А как уж там называется это злачное место – Россия, которую мы потеряли, или «эта самая Марсель», – какая на хрен разница!
Главное, чтоб танцевали и носили! Под звон колоколов, разумеется.
Этот порнографически-алкогольный и приблатненный рай Василия Ивановича не только не прельщал, но и вызывал уже знакомое нам омерзение и гигиеническое негодование, разливанное это море, если уж дренаж невозможен, следовало, конечно же, подморозить.
И обходить дозором и следить, хорошо ли, крепко ли скованы льдины, нет ли где трещины, щели.
Генерал, как вы понимаете, никогда не формулировал это в столь ясных леонтьевских словах и образах, но боязнь прорыва канализационных вод, таящихся и бурлящих под гладкой поверхностью советской жизни, то есть тайное признание того, что эта жизнь в своей глубинной сути является помойкой и говном, постоянно тревожило и отравляло существование нашего героя.
В глубине души Бочажок вполне разделял мнение другого литературного генерала:
Ваш славянин, англосакс и германец
Не создавать – разрушать мастера,
Варвары! дикое скопище пьяниц!..
Или даже как у Дмитрия Александровича:
Вот придет водопроводчик
И испортит унитаз,
Газовщик испортит газ,
Электричество – электрик,
Запалит пожар пожарник,
Подлость сделает курьер.
Но придет Милицанер,
Скажет им: Не баловаться!
Вот таким Милицанером, не позволяющим повадливым и пьяным варварам баловаться и разводить антисанитарию, и воображалась Василию Ивановичу Софья Власьевна (так, обезьянничая, называла советскую власть Анечка), вот таким он и сам старался быть и даже в некотором смысле был.
В сущности, если задуматься и отбросить предрассудки, это ведь довольно близко к христианскому рыцарскому идеалу, и не его вина…
– О как вы запели, Тимур Юрьевич!
– А что такое?
– Что же, выходит, у вас советский генерал – положительный герой?
– А где ж я вам антисоветских-то генералов возьму?!
– Ну Петр Григоренко, например.
– Ну это-то тут при чем?.. И что за дичь такая – положительный, отрицательный… Ну положительный, если хотите.
– Коммунист?
– Ну а кем ему быть, октябренком, что ли?

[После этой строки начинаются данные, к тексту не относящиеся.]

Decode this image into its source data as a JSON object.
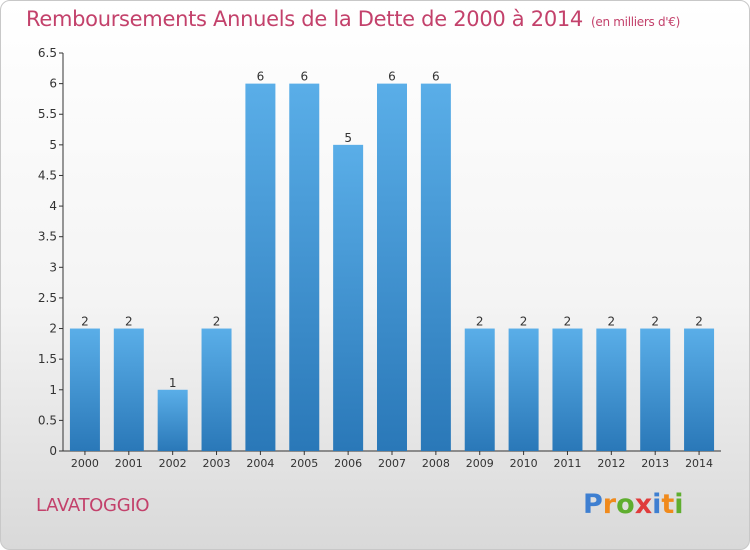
{
  "title": "Remboursements Annuels de la Dette de 2000 à 2014",
  "unit_note": "(en milliers d'€)",
  "location": "LAVATOGGIO",
  "logo": {
    "text": "Proxiti",
    "colors": [
      "#3e7fd1",
      "#f08a1c",
      "#5fae2f",
      "#e03b3b",
      "#3e7fd1",
      "#f08a1c",
      "#5fae2f"
    ]
  },
  "colors": {
    "title": "#c3416b",
    "bar_light": "#5aaee8",
    "bar_dark": "#2a78b8",
    "axis": "#333333"
  },
  "chart_data": {
    "type": "bar",
    "title": "Remboursements Annuels de la Dette de 2000 à 2014",
    "categories": [
      "2000",
      "2001",
      "2002",
      "2003",
      "2004",
      "2005",
      "2006",
      "2007",
      "2008",
      "2009",
      "2010",
      "2011",
      "2012",
      "2013",
      "2014"
    ],
    "values": [
      2,
      2,
      1,
      2,
      6,
      6,
      5,
      6,
      6,
      2,
      2,
      2,
      2,
      2,
      2
    ],
    "data_labels": [
      "2",
      "2",
      "1",
      "2",
      "6",
      "6",
      "5",
      "6",
      "6",
      "2",
      "2",
      "2",
      "2",
      "2",
      "2"
    ],
    "y_ticks": [
      "0",
      "0.5",
      "1",
      "1.5",
      "2",
      "2.5",
      "3",
      "3.5",
      "4",
      "4.5",
      "5",
      "5.5",
      "6",
      "6.5"
    ],
    "ylim": [
      0,
      6.5
    ],
    "grid": false
  }
}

Что за глупости, ей-богу!
– Может, вам теперь и советская власть не так уж плоха? Смена вех, так сказать. Выкладывайте, не стесняйтесь, теперь это в тренде.

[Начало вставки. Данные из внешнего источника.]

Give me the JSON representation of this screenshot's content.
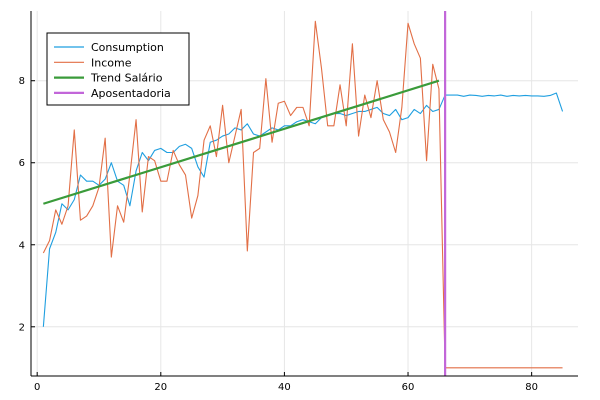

– Как же эти ваши тренды-бренды остоебенили!! И вообще – я на допросе, что ли?.. Нет, успокойтесь, советская власть мне, как Анечке, нисколько не нравится, и Советский Союз почитаю я не просто Империей зла, а самым настоящим Царствием Сатаны, чертовыми куличками и мерзостью пред лицом Господа. Но населяли-то его все-таки не бесы и демоны, а люди. Всякие. В том числе и очень хорошие. Невзирая на одержимость нечистою силой.
Вы спросите: в чем же причина подобных чертовских упущений и недоработок? Почему бы Дьяволу, если он действительно завладел светло-светлой и красно украшенною Святою Русью, не искоренить всех сохраняющих пусть сильно исковерканные, но все же несомненно Божии образ и подобие, тем более что возможность такая была, и многое в этом направлении уже делалось, и работа адова кипела ударными темпами?
Да потому что смерть для Князя мира сего не цель, а средство, цель же его гораздо страшнее, но, к счастью, несмотря на все видимые успехи и достижения, неосуществима.
Как извечный завистник и обезьяна Бога, он стремится не к уничтожению, а к преображению мира, мечтает буквально, как в Откровении, о новом небе и новой земле. Но если наш и его Творец обещает Вселенной преображение, подобное тому, какое узрели апостолы на горе Фавор, то есть очищение от праха, и тлена, и тьмы и вхождение в вечную славу и свет, то метаморфоза, чаемая Сатаной и его легионами, прямо противоположна: обезобразить, исковеркать, изговнять всех и вся так, чтобы падший мир уже никогда не поднялся. Главарь бесов ведь, позвольте напомнить, творческой силою не наделен, ни создать, ни преобразить ничего на самом деле не способен, может только поломать и осквернить, надругаться над чужим творением. Гибель наших тел в этом смысле его, конечно, тоже веселит, но нужна-то ему погибель души! Нужно, чтобы мы не за страх, а за совесть поклонились ему, чтобы мы его всем сердцем… нет, не полюбили, любовь для нечистой силы скорее всего непонятна и гадка, но чтобы обожали в прямом смысле этого слова, чтобы не было у нас богов иных, а особенно Того, Распятого.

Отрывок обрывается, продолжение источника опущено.